The ASM targets used in the copy-number analysis were generated from circularized genomic DNA sequences using selector probes. They can also be used to generate substrates for parallel high-throughput sequencing chemistries, many of which should be compatible with our ASM format. However, any biomolecule that can be represented as a DNA circle can be converted to an easily identifiable ASM. Padlock probes can be applied for gene-copy number analysis, as well as analysis of infectious pathogens and for mRNA expression. Also proteins or interacting pairs of proteins can be digitally monitored in this manner via the proximity ligation assay (33,35). Both padlock and selector probes have proven to work well in highly multiplexed reactions (25,28,31,41) and protein analyses so far have been scaled to 7-plex reactions using the proximity ligation assay, but with the potential to reach far higher numbers (34,42).

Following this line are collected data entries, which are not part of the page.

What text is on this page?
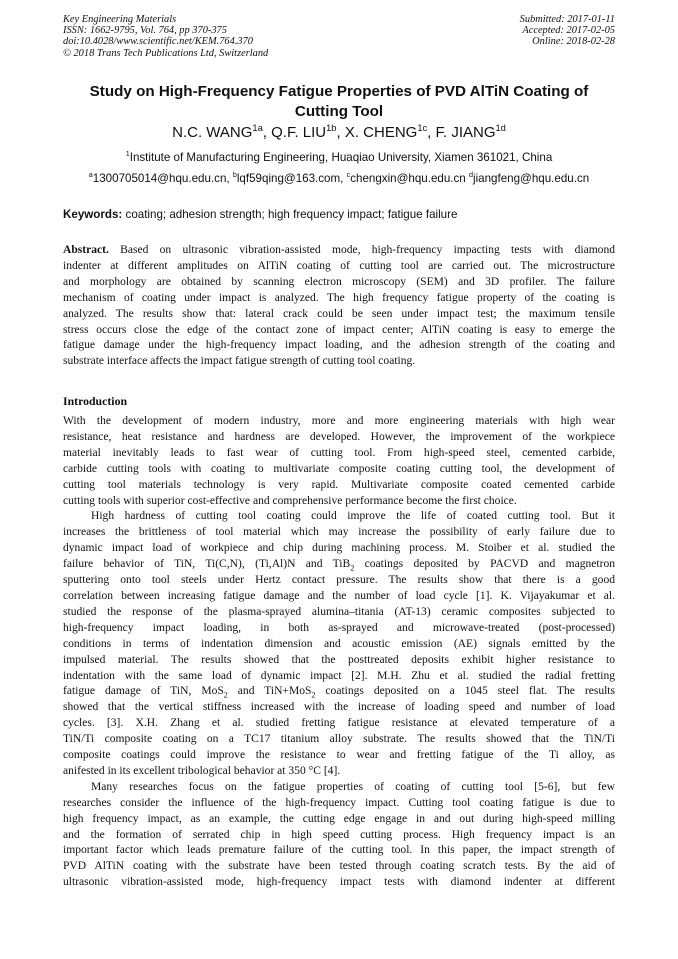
Key Engineering Materials
ISSN: 1662-9795, Vol. 764, pp 370-375
doi:10.4028/www.scientific.net/KEM.764.370
© 2018 Trans Tech Publications Ltd, Switzerland
Submitted: 2017-01-11
Accepted: 2017-02-05
Online: 2018-02-28
Study on High-Frequency Fatigue Properties of PVD AlTiN Coating of
Cutting Tool
N.C. $WANG^{1a}$, Q.F. $LIU^{1b}$, X. $CHENG^{1c}$, F. $JIANG^{1d}$
$^1$Institute of Manufacturing Engineering, Huaqiao University, Xiamen 361021, China
$^a$1300705014@hqu.edu.cn, $^b$lqf59qing@163.com, $^c$chengxin@hqu.edu.cn $^d$jiangfeng@hqu.edu.cn
Keywords: coating; adhesion strength; high frequency impact; fatigue failure
Abstract. Based on ultrasonic vibration-assisted mode, high-frequency impacting tests with diamond
indenter at different amplitudes on AlTiN coating of cutting tool are carried out. The microstructure
and morphology are obtained by scanning electron microscopy (SEM) and 3D profiler. The failure
mechanism of coating under impact is analyzed. The high frequency fatigue property of the coating is
analyzed. The results show that: lateral crack could be seen under impact test; the maximum tensile
stress occurs close the edge of the contact zone of impact center; AlTiN coating is easy to emerge the
fatigue damage under the high-frequency impact loading, and the adhesion strength of the coating and
substrate interface affects the impact fatigue strength of cutting tool coating.
Introduction
With the development of modern industry, more and more engineering materials with high wear
resistance, heat resistance and hardness are developed. However, the improvement of the workpiece
material inevitably leads to fast wear of cutting tool. From high-speed steel, cemented carbide,
carbide cutting tools with coating to multivariate composite coating cutting tool, the development of
cutting tool materials technology is very rapid. Multivariate composite coated cemented carbide
cutting tools with superior cost-effective and comprehensive performance become the first choice.
High hardness of cutting tool coating could improve the life of coated cutting tool. But it
increases the brittleness of tool material which may increase the possibility of early failure due to
dynamic impact load of workpiece and chip during machining process. M. Stoiber et al. studied the
failure behavior of TiN, Ti(C,N), (Ti,Al)N and TiB$_2$ coatings deposited by PACVD and magnetron
sputtering onto tool steels under Hertz contact pressure. The results show that there is a good
correlation between increasing fatigue damage and the number of load cycle [1]. K. Vijayakumar et al.
studied the response of the plasma-sprayed alumina–titania (AT-13) ceramic composites subjected to
high-frequency impact loading, in both as-sprayed and microwave-treated (post-processed)
conditions in terms of indentation dimension and acoustic emission (AE) signals emitted by the
impulsed material. The results showed that the posttreated deposits exhibit higher resistance to
indentation with the same load of dynamic impact [2]. M.H. Zhu et al. studied the radial fretting
fatigue damage of TiN, MoS$_2$ and TiN+MoS$_2$ coatings deposited on a 1045 steel flat. The results
showed that the vertical stiffness increased with the increase of loading speed and number of load
cycles. [3]. X.H. Zhang et al. studied fretting fatigue resistance at elevated temperature of a
TiN/Ti composite coating on a TC17 titanium alloy substrate. The results showed that the TiN/Ti
composite coatings could improve the resistance to wear and fretting fatigue of the Ti alloy, as
anifested in its excellent tribological behavior at 350 °C [4].
Many researches focus on the fatigue properties of coating of cutting tool [5-6], but few
researches consider the influence of the high-frequency impact. Cutting tool coating fatigue is due to
high frequency impact, as an example, the cutting edge engage in and out during high-speed milling
and the formation of serrated chip in high speed cutting process. High frequency impact is an
important factor which leads premature failure of the cutting tool. In this paper, the impact strength of
PVD AlTiN coating with the substrate have been tested through coating scratch tests. By the aid of
ultrasonic vibration-assisted mode, high-frequency impact tests with diamond indenter at different
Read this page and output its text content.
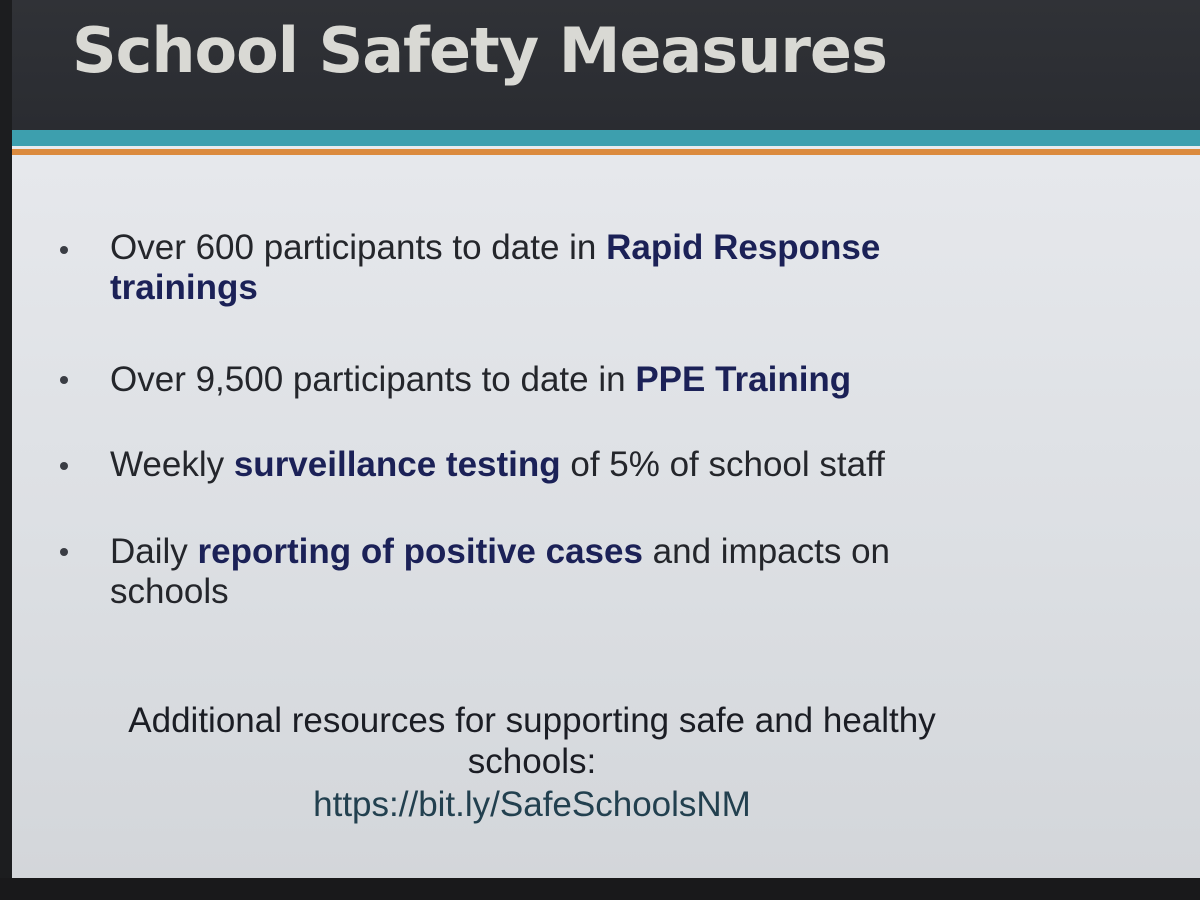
School Safety Measures
Over 600 participants to date in Rapid Response trainings
Over 9,500 participants to date in PPE Training
Weekly surveillance testing of 5% of school staff
Daily reporting of positive cases and impacts on schools
Additional resources for supporting safe and healthy schools:
https://bit.ly/SafeSchoolsNM
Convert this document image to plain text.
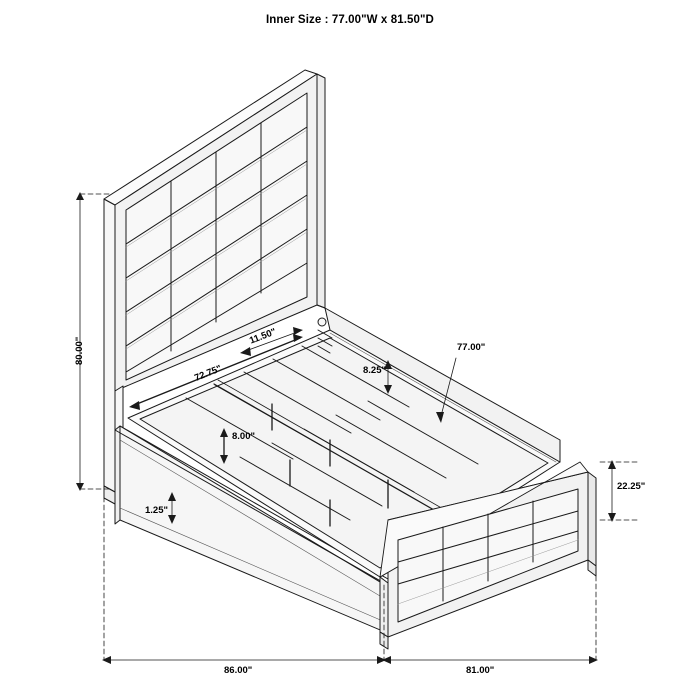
Inner Size : 77.00"W x 81.50"D
80.00"
11.50"
72.75"	8.25"
77.00"
8.00"
1.25"
22.25"
86.00"	81.00"
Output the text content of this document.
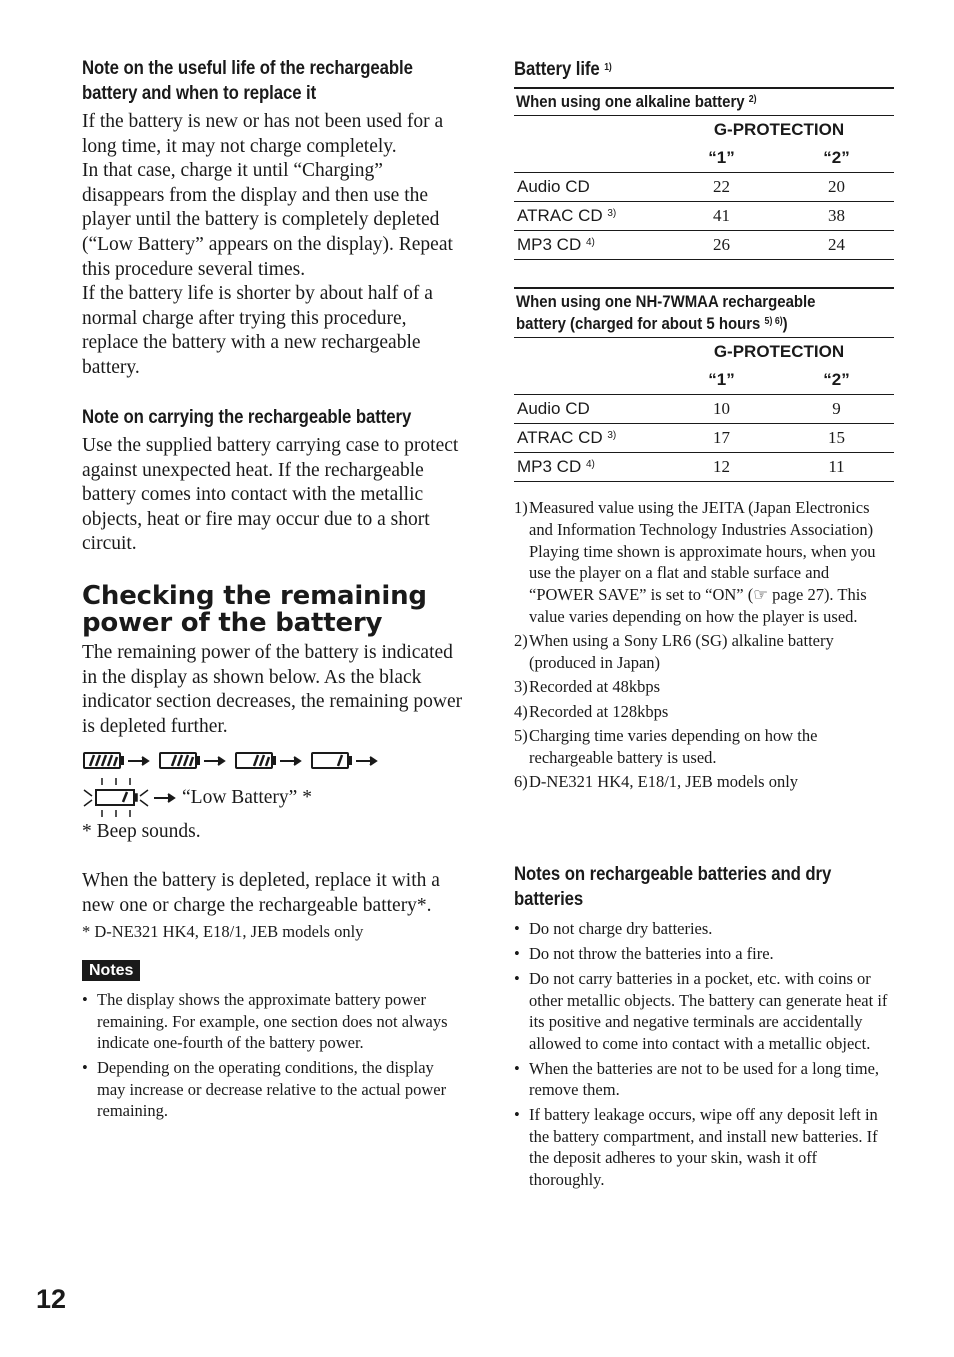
Note on the useful life of the rechargeable battery and when to replace it

If the battery is new or has not been used for a long time, it may not charge completely.

In that case, charge it until “Charging” disappears from the display and then use the player until the battery is completely depleted (“Low Battery” appears on the display). Repeat this procedure several times.

If the battery life is shorter by about half of a normal charge after trying this procedure, replace the battery with a new rechargeable battery.

Note on carrying the rechargeable battery

Use the supplied battery carrying case to protect against unexpected heat. If the rechargeable battery comes into contact with the metallic objects, heat or fire may occur due to a short circuit.

Checking the remaining power of the battery

The remaining power of the battery is indicated in the display as shown below. As the black indicator section decreases, the remaining power is depleted further.

“Low Battery” *

* Beep sounds.

When the battery is depleted, replace it with a new one or charge the rechargeable battery*.

* D-NE321 HK4, E18/1, JEB models only

Notes
• The display shows the approximate battery power remaining. For example, one section does not always indicate one-fourth of the battery power.
• Depending on the operating conditions, the display may increase or decrease relative to the actual power remaining.
Battery life $^{1)}$
When using one alkaline battery $^{2)}$

	G-PROTECTION	
	“1”	“2”
Audio CD	22	20
ATRAC CD $^{3)}$	41	38
MP3 CD $^{4)}$	26	24
When using one NH-7WMAA rechargeable
battery (charged for about 5 hours $^{5) 6)}$)		

	G-PROTECTION	
	“1”	“2”
Audio CD	10	9
ATRAC CD $^{3)}$	17	15
MP3 CD $^{4)}$	12	11
1) Measured value using the JEITA (Japan Electronics and Information Technology Industries Association)
Playing time shown is approximate hours, when you use the player on a flat and stable surface and “POWER SAVE” is set to “ON” (☞ page 27). This value varies depending on how the player is used.
2) When using a Sony LR6 (SG) alkaline battery (produced in Japan)
3) Recorded at 48kbps
4) Recorded at 128kbps
5) Charging time varies depending on how the rechargeable battery is used.
6) D-NE321 HK4, E18/1, JEB models only
Notes on rechargeable batteries and dry batteries
• Do not charge dry batteries.
• Do not throw the batteries into a fire.
• Do not carry batteries in a pocket, etc. with coins or other metallic objects. The battery can generate heat if its positive and negative terminals are accidentally allowed to come into contact with a metallic object.
• When the batteries are not to be used for a long time, remove them.
• If battery leakage occurs, wipe off any deposit left in the battery compartment, and install new batteries. If the deposit adheres to your skin, wash it off thoroughly.
12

Padlock and proximity ligation probes, as well as other types of synthetic DNA, can be designed to include one or more tags in the probe sequence. This makes them directly suited for the decoding scheme presented here. As demonstrated in this study, multiple tags can be introduced to ASMs derived from genomic DNA by hybridization of sandwich probes. Regardless of how the tags are introduced, three variables affect the number of identities that can be decoded using the proposed strategy: the number of fluorophores that can be resolved in individual decoding reactions, the numbers of tags used and the number of serial hybridization reactions to the ASMs. As an example, we used two tags, each decoded by six different tag probes, requiring four hybridization reactions with sets of three tag probes. This design enabled identification of 36 (6²) different genomic loci represented as ASMs. We have shown that the number of serial hybridization reactions can be extended to at least 10 without noticeable loss of signal (Figure 1B). The number of tags can practically be increased to at least three with the present design, and even more if overlapping or shorter tag probes are used. By extending the number of tags to three, each decoded by 12 different tag probes, (requiring nine hybridization reactions with sets of four tag probes) will enable simultaneous identification and quantification of 1728 (12³) targets. The decoding potential would increase further by using more distinguishable fluorescence dyes, for instance quantum dots (43), and more tags.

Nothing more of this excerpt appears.